I am anti-authoritarian, pro-homeschool, very much am concerned about the erosion of parental rights (as I am ALL personal freedoms) but I was pretty unimpressed with the movie. IIf you Google the names of the talking heads featured in the movie, they are primarily involved in far right and/or Christianist causes, who have been railing against everything having to do with the UN for ages. The production values of the movie indicate to me that it is trying hard to scare its audience, which makes me not take it very seriously.
Specifically, the families profiled were really done halfway.
For example, the kid who got drug tested at the doctor- they discussed how the parents thought that the boy was having a negative response to his medications, and the doctor sounded like a quack. Then, when the issue became that of drug testing, that's where they stormed out. The reason that children's medical privacy is a matter of law is primarily because of birth control- if a teen girl gets on birth control, she needs an rx. Parents aren't required to give their permission for birth control. This is a kind of a logical extension- under the law, a child that is under 18 but over the age of consent doesn't need parental permission to have sex, so why should a girl need permission to get birth control? Plus, if a girl does get pregnant, she doesn't need parental permission to give the baby up for adoption. Abortion parental consent issues vary by state. The reason that children have explicit medical privacy is largely tied to sexuality and birth control issues, as well as fairness under the law. A boy who goes to a clinic for reversible birth control is just picking up condoms and doesn't need an rx. A girl has a different set of hoops to jump through. There is also the issue of being a mandated reporter. A doc who is afraid that the parents would abuse/assault a child due to medical results- for example, a failed drug test, or birth control use indicating sexual activity that the parents object to- this doctor is protected by the law regarding children and medical privacy. It's thorny, legally, and not nearly as straightforward as the video made it out be. Children's medical privacy doesn't begin at any specific age, and is largely dependent on they type of procedure or rx, and the type of health insurance as well as the doctor/nurse's malpractice insurance.
Another family, the family that requested an opt-out for their kindergartener- what the heck was that? If that did happen the way it was portrayed, then the dad should sue the crap out of not just the school district but the police.
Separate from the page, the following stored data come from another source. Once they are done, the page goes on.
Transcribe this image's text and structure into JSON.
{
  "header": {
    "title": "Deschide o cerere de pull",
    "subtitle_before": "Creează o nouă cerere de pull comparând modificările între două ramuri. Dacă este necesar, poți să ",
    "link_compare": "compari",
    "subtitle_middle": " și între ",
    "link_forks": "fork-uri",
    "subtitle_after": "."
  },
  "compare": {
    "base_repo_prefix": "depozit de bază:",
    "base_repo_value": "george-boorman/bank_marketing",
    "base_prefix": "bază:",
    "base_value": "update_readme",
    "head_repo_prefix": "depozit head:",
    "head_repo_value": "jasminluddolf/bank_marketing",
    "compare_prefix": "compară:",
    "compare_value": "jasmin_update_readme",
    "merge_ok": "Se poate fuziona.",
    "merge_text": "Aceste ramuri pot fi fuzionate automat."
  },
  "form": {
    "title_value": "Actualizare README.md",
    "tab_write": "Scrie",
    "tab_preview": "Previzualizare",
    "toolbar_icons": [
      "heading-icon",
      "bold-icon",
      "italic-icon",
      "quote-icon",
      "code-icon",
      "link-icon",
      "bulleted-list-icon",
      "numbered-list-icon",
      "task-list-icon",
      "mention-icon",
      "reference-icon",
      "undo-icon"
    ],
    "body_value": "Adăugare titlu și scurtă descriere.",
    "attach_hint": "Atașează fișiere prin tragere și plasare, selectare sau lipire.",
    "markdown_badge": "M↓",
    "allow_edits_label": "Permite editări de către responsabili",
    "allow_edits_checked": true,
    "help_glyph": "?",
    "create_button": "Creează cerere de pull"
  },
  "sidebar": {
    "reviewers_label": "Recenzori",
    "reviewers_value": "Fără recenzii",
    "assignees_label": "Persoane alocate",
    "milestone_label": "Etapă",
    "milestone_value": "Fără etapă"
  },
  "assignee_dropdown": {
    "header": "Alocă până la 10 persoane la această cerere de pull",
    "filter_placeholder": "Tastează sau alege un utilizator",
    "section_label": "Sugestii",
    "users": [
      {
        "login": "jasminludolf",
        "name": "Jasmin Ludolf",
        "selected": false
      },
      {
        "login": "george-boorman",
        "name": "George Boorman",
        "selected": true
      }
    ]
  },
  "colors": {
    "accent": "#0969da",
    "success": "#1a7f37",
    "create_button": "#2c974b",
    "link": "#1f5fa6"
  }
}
My gut feeling is that the dad got upset with the administrators, who called the police as a overreacting "security measure", and then the dad got mouthy with the cop. Police don't care why the get called- neither should they, their job is to show up when requested- but they very much do care when someone doesn't defer to authority. Assaulting an officer can be as simple as yelling- you just have to make someone afraid, legally, for it to be assault. (That's why it's "assault and battery"- battery is physical, assault is mental.)
I have to say that I feel that both these families did not have proportionate or appropriate reactions to their situations. Switch doctors. Call a lawyer. Threaten to yank your kid from school if the district won't let you opt out. Homeschooling is legal in every state, and schools who are threatened with a loss of their state stipend for that pupil usually rush to fix the situation. These are legally somewhat sticky areas, not at all cut and dried. The doctor and principal in this video behaved badly, but there is not law that just because someone works with children means that they will be good at his or her job.
Again, I am not saying that I am unconcerned with erosion of personal freedoms in this country- I very, very much am. I just didn't think this video did much for the cause.